Things you Should Do
- Sit Straight with an upright posture.
- Keep both legs and toes facing straight forward
- Resist the temptation and compulsion to twist, turn and contort your legs and hips. Relax and stand up whenever you feel the urge to contort.
- When Driving keep toes pointed towards the road. Probably another reason that hip pain is usually in the right hip is because that is we use the gas and brake pedals with our right feet.

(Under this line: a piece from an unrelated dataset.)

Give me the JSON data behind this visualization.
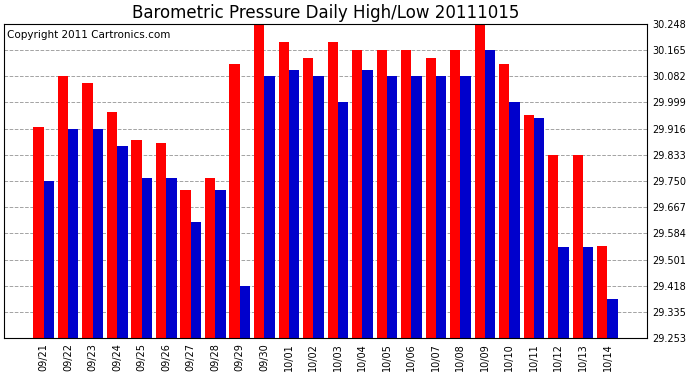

Ultimately, the cure for the painful leg socket pain is to resist the urge and nervous compulsion to twist, contort and bend the legs and lock the knees. When I first recognized the bad habit of my posture, it took some very strict discipline to get myself to stop. Like any type of OCD behavior, forcing one’s self to practice good posture takes tremendous discipline and will-power. At first, I felt the overwhelming urge to twist my leg and twist it hard – until it hurt. It caused me great anxiety to resit the temptation to fall back into my old habits. My desire and certainty that there was a light at the end of the tunnel is what gave me the perseverance to stop the destructive habit. I also believe that because I’m right-handed and most people are right-handed is a clue to all of this. Most of us are right handed and we put the most emphasis and weight on our right arms and legs. If you research this hip-socket ailment on Google, most of the inquiries are for the right, upper leg. Another common link to the upper, right leg pain seems to be lower back problems. I am unsure whether or not the lower back causes the nervous twitch that throws my hip and leg out of alignment. It is quite possible that the nervous tics and bad habits with my posture are the reason for the lower back problems in the first place. One word of encourage: It is most difficult to give up the bad, physical tics in the first two days. The upside is that I immediately began to feel relief from the pain after day two, which encouraged me to continue disciplining myself and avoid the bad tendencies which were putting stress on my leg socket and hip joint. The light at the end of the tunnel is to freedom from the pain and much better, more fluid and easier motion of the leg. Ultimately, perhaps the leg and hip joint once completely healed will lead to better overall posture which in turn will result in freedom from the lower back pain and stiffness. Good posture means everything. As of this writing, my leg-hip-socket-joint pain is nearly unnoticeable. This is after only two days. I look forward to continuing the effort in getting rid of these destructive habits which wreak havoc on the mind and body. If by any chance, you’re also one who suffers from leg joint and hip socket pain, please let me know how this works for you.